Tsunami Selat Sunda beberapa tahun lalu telah diprediksi dan ditulis dalam jurnal sekitar tiga tahun sebelumnya. Tetapi seperti yang saya tulis kemarin tidak menulis definit seperti kasus gerhana. Gempa dan tsunami Selat Sunda disebut dalam rentang waktu dan wilayah. Jadi manusia bisa tahu meskipun tidak sepresisi gerhana.
Bumi Datar
Geosentris dan heliosentris belum menemukan titik temu? Maksudnya di kalangan sarjana agama? Di kalangan ilmuwan urusan heliosentris sudah selesai.
Sebagian mufasir menerima gagasan bumi datar. Padahal flat earth tidak dapat menjelaskan fenomena gerhana pemahaman yang harus terus diperbaiki.
Ada contoh lain yang lebih presisi tentang hubungan sains dan orang saleh. Di dalam Ilmu Falak banyak metode yang dikembangkan untuk menghitung tinggi bulan.
Metoda terkini yang dikembangkan Kemenag bekerja sama dengan Departemen Astronomi ITB adalah sistem atau Metoda Ephemeris. Metode ini telah ditrainingkan kepada ahli falak berbagai ormas Islam di Indonesia.

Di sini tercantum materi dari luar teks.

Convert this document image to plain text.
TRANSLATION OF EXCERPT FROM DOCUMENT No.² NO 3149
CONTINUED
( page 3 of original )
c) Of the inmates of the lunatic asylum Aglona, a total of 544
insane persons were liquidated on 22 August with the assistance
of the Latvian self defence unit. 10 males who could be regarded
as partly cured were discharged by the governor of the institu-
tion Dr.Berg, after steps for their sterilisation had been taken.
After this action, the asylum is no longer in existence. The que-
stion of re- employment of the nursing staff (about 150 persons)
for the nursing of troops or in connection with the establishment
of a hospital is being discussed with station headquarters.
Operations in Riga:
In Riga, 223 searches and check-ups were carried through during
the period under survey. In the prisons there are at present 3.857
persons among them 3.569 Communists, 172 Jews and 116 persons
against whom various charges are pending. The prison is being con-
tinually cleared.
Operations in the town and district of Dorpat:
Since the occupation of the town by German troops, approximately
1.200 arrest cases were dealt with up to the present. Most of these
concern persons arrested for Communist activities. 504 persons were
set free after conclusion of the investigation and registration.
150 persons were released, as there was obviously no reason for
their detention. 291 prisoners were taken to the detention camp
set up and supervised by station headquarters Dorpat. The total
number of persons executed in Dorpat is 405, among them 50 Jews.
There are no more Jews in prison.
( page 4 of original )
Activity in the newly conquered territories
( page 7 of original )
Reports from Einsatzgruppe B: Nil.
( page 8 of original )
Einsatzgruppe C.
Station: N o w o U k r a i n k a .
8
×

Metode inilah yang kemudian menjadi rujukan utama saat jelang Ramadhan, Syawwal dan Dzulhijjah. Meskipun demikian, tetap saja ada sekelompok orang yang menggunakan metoda lama yang dikembangkan oleh orang saleh. Meski metode ini, saat menentukan gerhana matahari total tahun 1983 meleset sekitar enam jam. Sedangkan Metoda Ephemeris berbeda detik.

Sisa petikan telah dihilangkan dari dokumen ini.